Sceniczna energia, choć podobna, też wydawała się inna. Jakby mocniejsza, intensywniejsza, prawdziwsza? Mimo bycia wielką fanką albumu Szaroróżowe, mając porównanie z tym listopadowym koncertem, muszę przyznać, że Muchy wypadają zdecydowanie lepiej w repertuarze z wcześniejszych płyt. Wstępuje w nich inna energia, pojawia się ten zadziorny rockowy feeling przeplatany czasem wręcz punkową energią tłumu. Najnowszy materiał doskonale balansuje set, wprowadzając melodyjność, taneczność, dając chwilę wytchnienia. Być może to tylko moje odczucie, może nawet złudzenie, ale Michał Wiraszko zdaje się być bardziej emocjonalny w utworach z albumu Terroromans czy Notoryczni debiutanci, a połączenie energii tamtych piosenek z tą nostalgią tworzy mieszankę wybuchową.

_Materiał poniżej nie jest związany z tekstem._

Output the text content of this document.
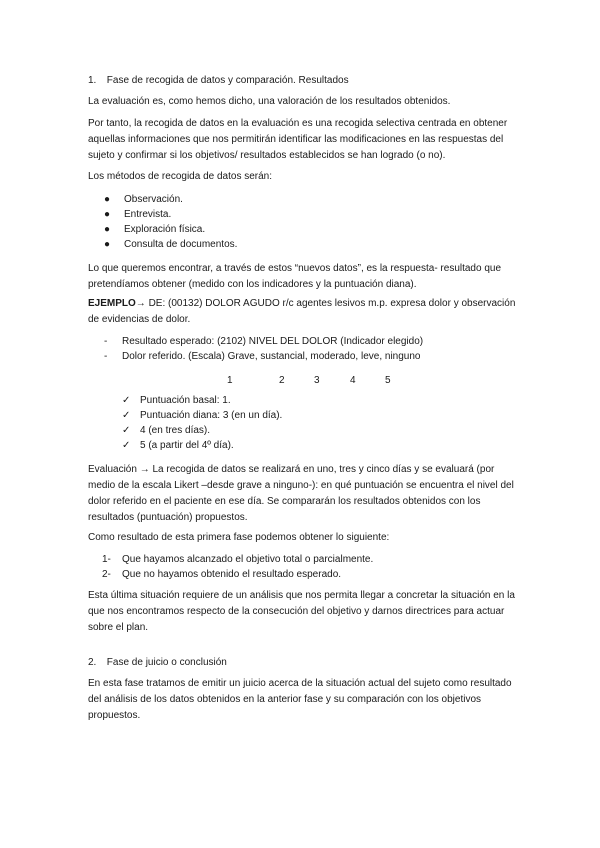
1. Fase de recogida de datos y comparación. Resultados

La evaluación es, como hemos dicho, una valoración de los resultados obtenidos.

Por tanto, la recogida de datos en la evaluación es una recogida selectiva centrada en obtener aquellas informaciones que nos permitirán identificar las modificaciones en las respuestas del sujeto y confirmar si los objetivos/ resultados establecidos se han logrado (o no).

Los métodos de recogida de datos serán:

● Observación.
● Entrevista.
● Exploración física.
● Consulta de documentos.

Lo que queremos encontrar, a través de estos “nuevos datos”, es la respuesta- resultado que pretendíamos obtener (medido con los indicadores y la puntuación diana).

EJEMPLO→ DE: (00132) DOLOR AGUDO r/c agentes lesivos m.p. expresa dolor y observación de evidencias de dolor.

- Resultado esperado: (2102) NIVEL DEL DOLOR (Indicador elegido)
- Dolor referido. (Escala) Grave, sustancial, moderado, leve, ninguno
1	2	3	4	5
✓ Puntuación basal: 1.
✓ Puntuación diana: 3 (en un día).
✓ 4 (en tres días).
✓ 5 (a partir del 4º día).

Evaluación → La recogida de datos se realizará en uno, tres y cinco días y se evaluará (por medio de la escala Likert –desde grave a ninguno-): en qué puntuación se encuentra el nivel del dolor referido en el paciente en ese día. Se compararán los resultados obtenidos con los resultados (puntuación) propuestos.

Como resultado de esta primera fase podemos obtener lo siguiente:

1- Que hayamos alcanzado el objetivo total o parcialmente.
2- Que no hayamos obtenido el resultado esperado.

Esta última situación requiere de un análisis que nos permita llegar a concretar la situación en la que nos encontramos respecto de la consecución del objetivo y darnos directrices para actuar sobre el plan.

2. Fase de juicio o conclusión

En esta fase tratamos de emitir un juicio acerca de la situación actual del sujeto como resultado del análisis de los datos obtenidos en la anterior fase y su comparación con los objetivos propuestos.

Trochę trudno uwierzyć, że w tym roku Muchy będą obchodziły 18-te urodziny. Tą sceniczną pełnoletność po nich widać, nawet jeśli nie wszyscy aktualni członkowie Much są w zespole od początku. Fascynujące jest natomiast coś innego, pewna legenda towarzysząca temu zespołowi, która sprawia, że na ich koncerty przychodzą ludzie w naprawdę różnym wieku. Myślę, że niewiele zespołów w naszym kraju może pochwalić się tak dobrym PR-em, zbudowanym w gruncie rzeczy na poczcie pantoflowej i poleceniach znajomych. To jest to, czego Muchom naprawdę można szczerze zazdrościć, bo ich publiczność to ludzie nie chwytający po byle co.

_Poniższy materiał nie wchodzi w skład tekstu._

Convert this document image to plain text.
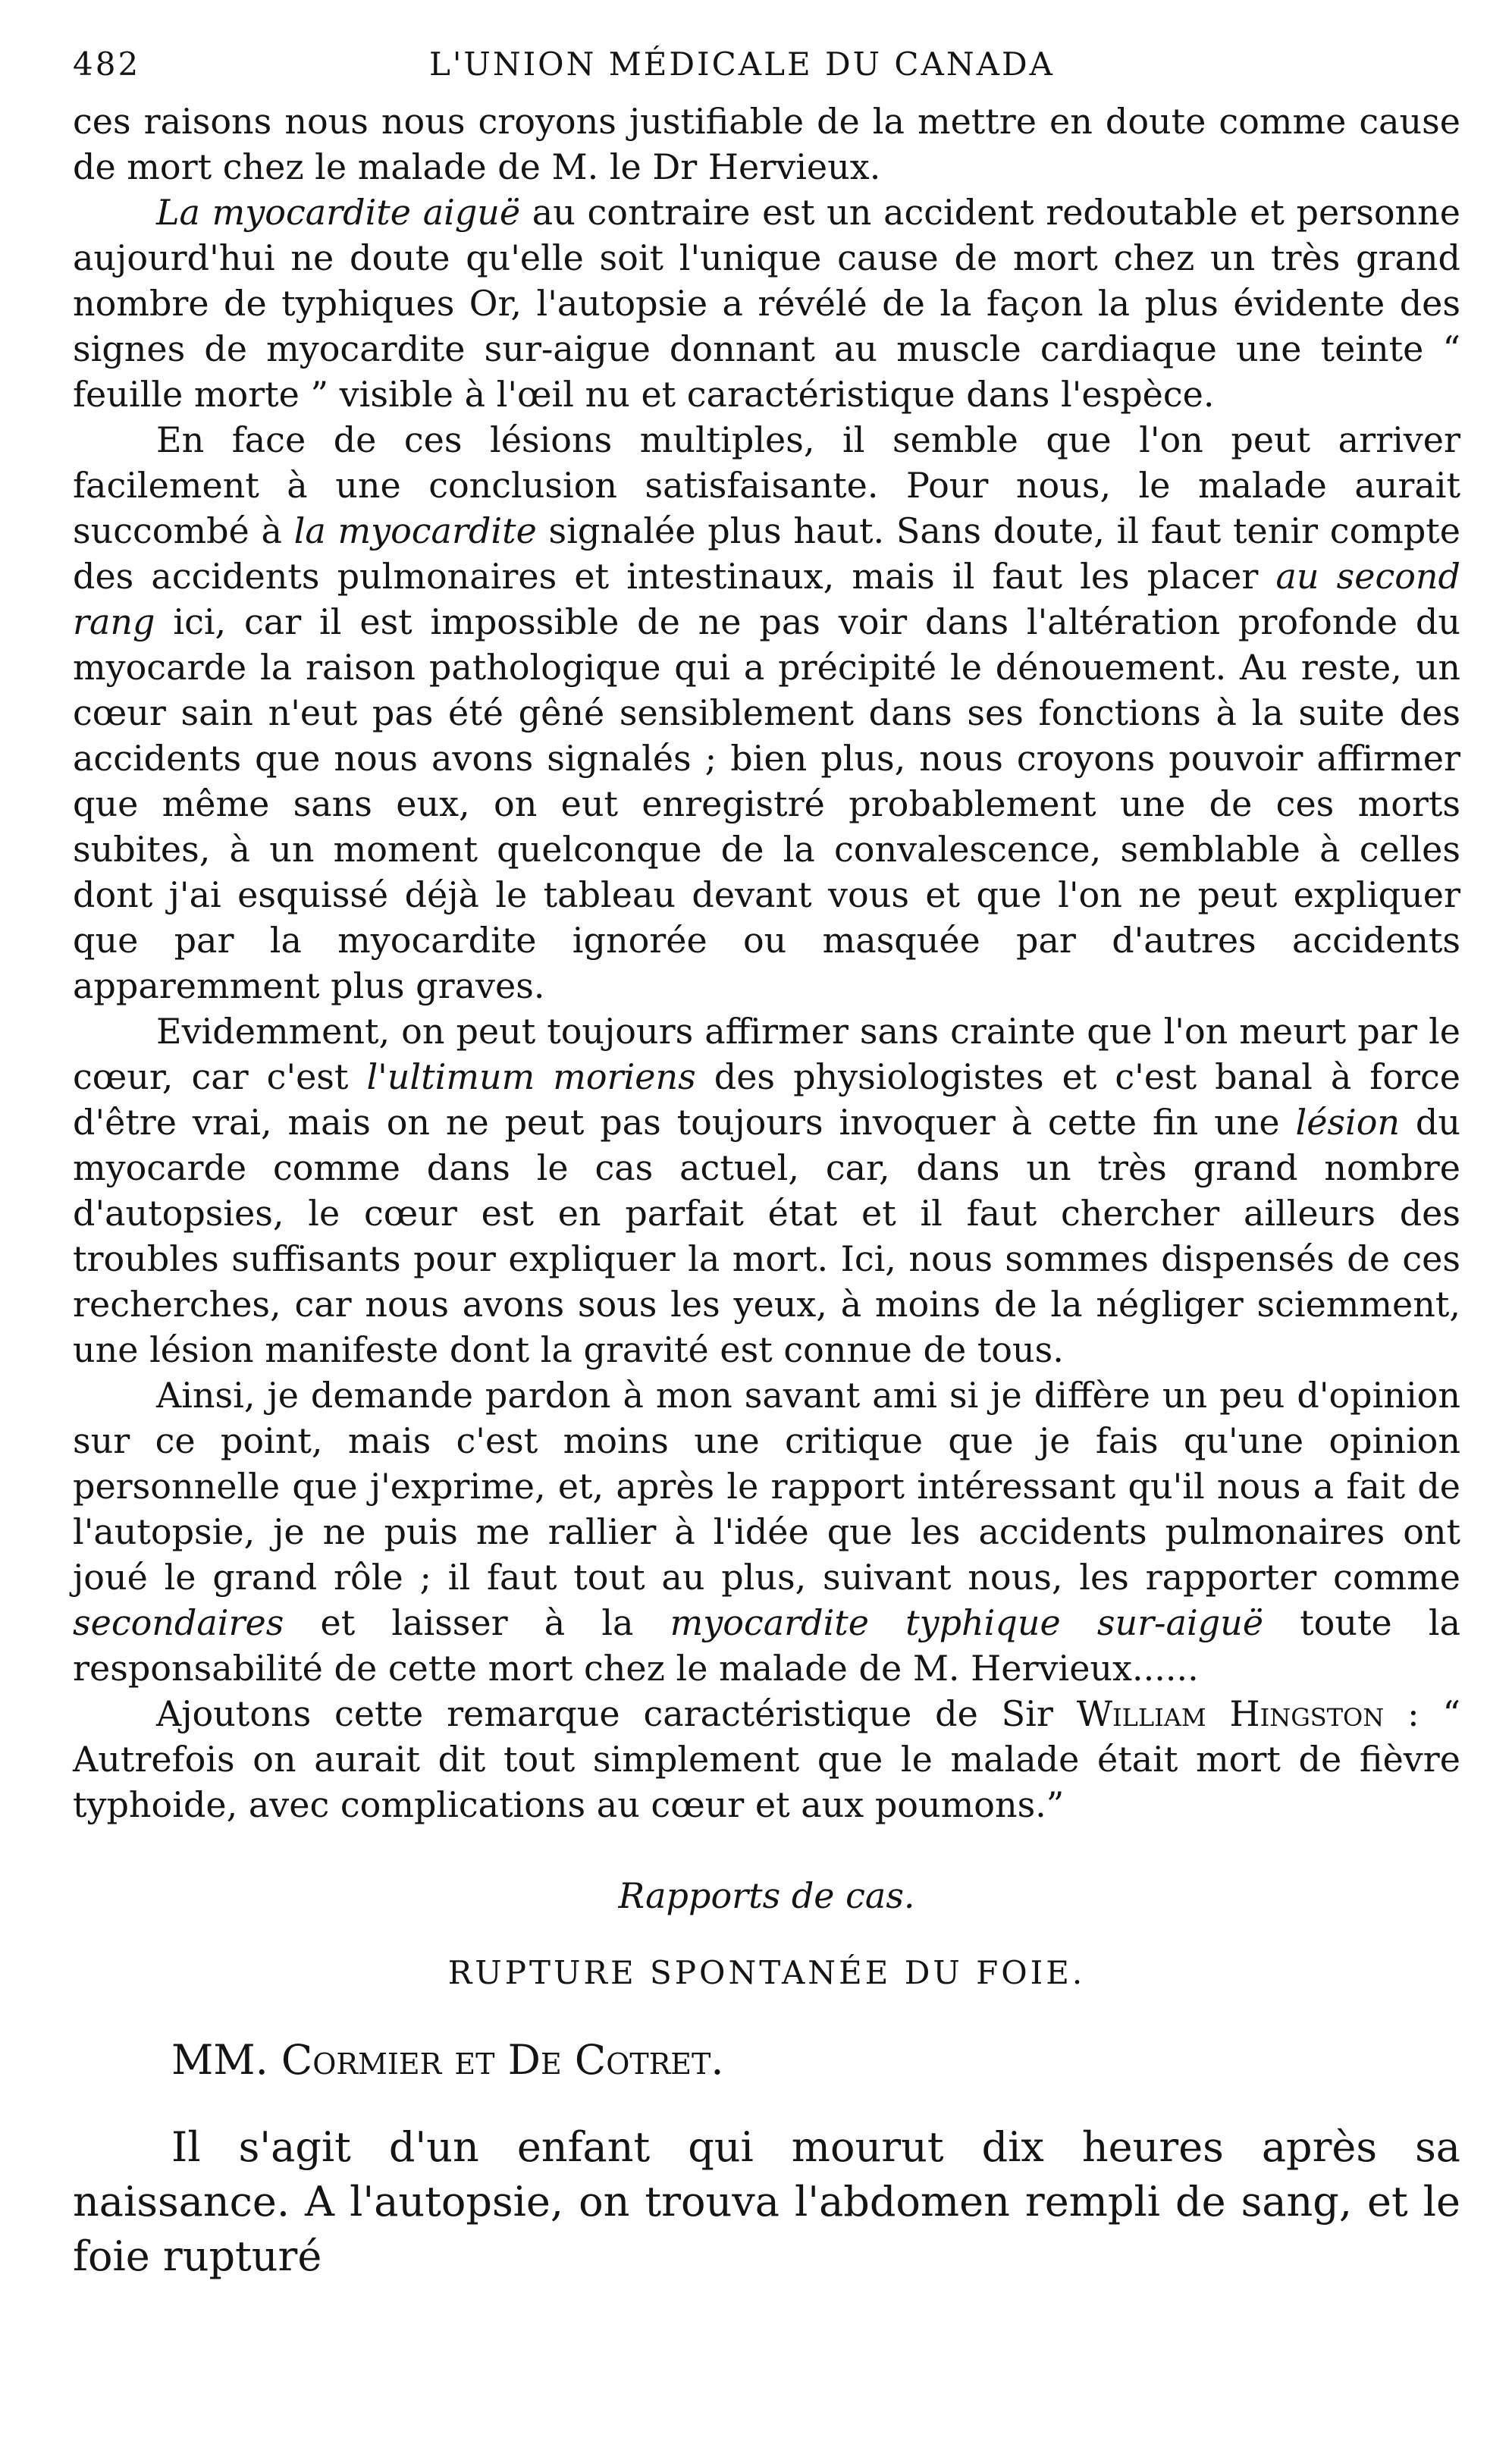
482	L'UNION MÉDICALE DU CANADA

ces raisons nous nous croyons justifiable de la mettre en doute comme cause de mort chez le malade de M. le Dr Hervieux.

La myocardite aiguë au contraire est un accident redoutable et personne aujourd'hui ne doute qu'elle soit l'unique cause de mort chez un très grand nombre de typhiques Or, l'autopsie a révélé de la façon la plus évidente des signes de myocardite sur-aigue donnant au muscle cardiaque une teinte “ feuille morte ” visible à l'œil nu et caractéristique dans l'espèce.

En face de ces lésions multiples, il semble que l'on peut arriver facilement à une conclusion satisfaisante. Pour nous, le malade aurait succombé à la myocardite signalée plus haut. Sans doute, il faut tenir compte des accidents pulmonaires et intestinaux, mais il faut les placer au second rang ici, car il est impossible de ne pas voir dans l'altération profonde du myocarde la raison pathologique qui a précipité le dénouement. Au reste, un cœur sain n'eut pas été gêné sensiblement dans ses fonctions à la suite des accidents que nous avons signalés ; bien plus, nous croyons pouvoir affirmer que même sans eux, on eut enregistré probablement une de ces morts subites, à un moment quelconque de la convalescence, semblable à celles dont j'ai esquissé déjà le tableau devant vous et que l'on ne peut expliquer que par la myocardite ignorée ou masquée par d'autres accidents apparemment plus graves.

Evidemment, on peut toujours affirmer sans crainte que l'on meurt par le cœur, car c'est l'ultimum moriens des physiologistes et c'est banal à force d'être vrai, mais on ne peut pas toujours invoquer à cette fin une lésion du myocarde comme dans le cas actuel, car, dans un très grand nombre d'autopsies, le cœur est en parfait état et il faut chercher ailleurs des troubles suffisants pour expliquer la mort. Ici, nous sommes dispensés de ces recherches, car nous avons sous les yeux, à moins de la négliger sciemment, une lésion manifeste dont la gravité est connue de tous.

Ainsi, je demande pardon à mon savant ami si je diffère un peu d'opinion sur ce point, mais c'est moins une critique que je fais qu'une opinion personnelle que j'exprime, et, après le rapport intéressant qu'il nous a fait de l'autopsie, je ne puis me rallier à l'idée que les accidents pulmonaires ont joué le grand rôle ; il faut tout au plus, suivant nous, les rapporter comme secondaires et laisser à la myocardite typhique sur-aiguë toute la responsabilité de cette mort chez le malade de M. Hervieux......

Ajoutons cette remarque caractéristique de Sir William Hingston : “ Autrefois on aurait dit tout simplement que le malade était mort de fièvre typhoide, avec complications au cœur et aux poumons.”

Rapports de cas.
RUPTURE SPONTANÉE DU FOIE.
MM. Cormier et De Cotret.

Il s'agit d'un enfant qui mourut dix heures après sa naissance. A l'autopsie, on trouva l'abdomen rempli de sang, et le foie rupturé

Podczas koncertu na KontenerART pojawiły się oczywiście utwory z najnowszej płyty – 22 godziny, Psy Miłości, Guliwer czy Lato 2010, ale to nie one wywoływały w zebranym tłumnie najwięcej emocji. Szaleństwo zaczynało się zawsze na dźwięk tych mocno osadzonych na gitarach utworów mających kilkanaście lat – Notoryczni debiutanci, ’93, Przesilenie, Nie przeszkadzaj mi, bo tańczę czy Miasto Doznań. W tłum, niezależnie od wieku wstępowała ta studencka energia, znana z imprez w akademikach czy małych klubowych koncertów, gdzie na scenie szaleją koledzy z roku. Fantastycznie się to ogląda! Naprawdę nieliczni artyści potrafią zrobić ze swoich fanów przyjaciół i wytworzyć tak piękną muzyczną więź. Aż trudno sobie wyobrazić, że nie tak dawno temu zabrano, odebrano nam wręcz możliwość takiego przeżywania i doświadczania muzyki. Pod gołym niebem, z piaskiem pod stopami, z sąsiadami i przyjaciółmi…


W to lato wszystko wraca do normalności, czymkolwiek ona teraz jest. Gorące letnie powietrze chłonie melodie, dźwięki, emocje. Koncert Much, oczywiście poprzez kontrast z niedawnym koncertem Kings of Leon we Wrocławiu, przypomniał mi, jak cudownie są takie małe, kameralne, ale energicznie i emocjonalnie potężne koncerty. Pokazał, o czym akurat pisałam w relacji z koncertu Kings of Leon, że wielkie produkcje, telebimy, confetti i piłki naprawdę niewiele znaczą, gdy ze sceny nie leje się pasja, talent i miłość do tego, co się robi. Cieszę się, że regularnie udaje mi się przeżywać muzyczne emocje z Muchami. Niewątpliwie smakują tak dobrze dlatego, że nie są zbyt częste. Panowie, do następnego. Odliczanie czas zacząć!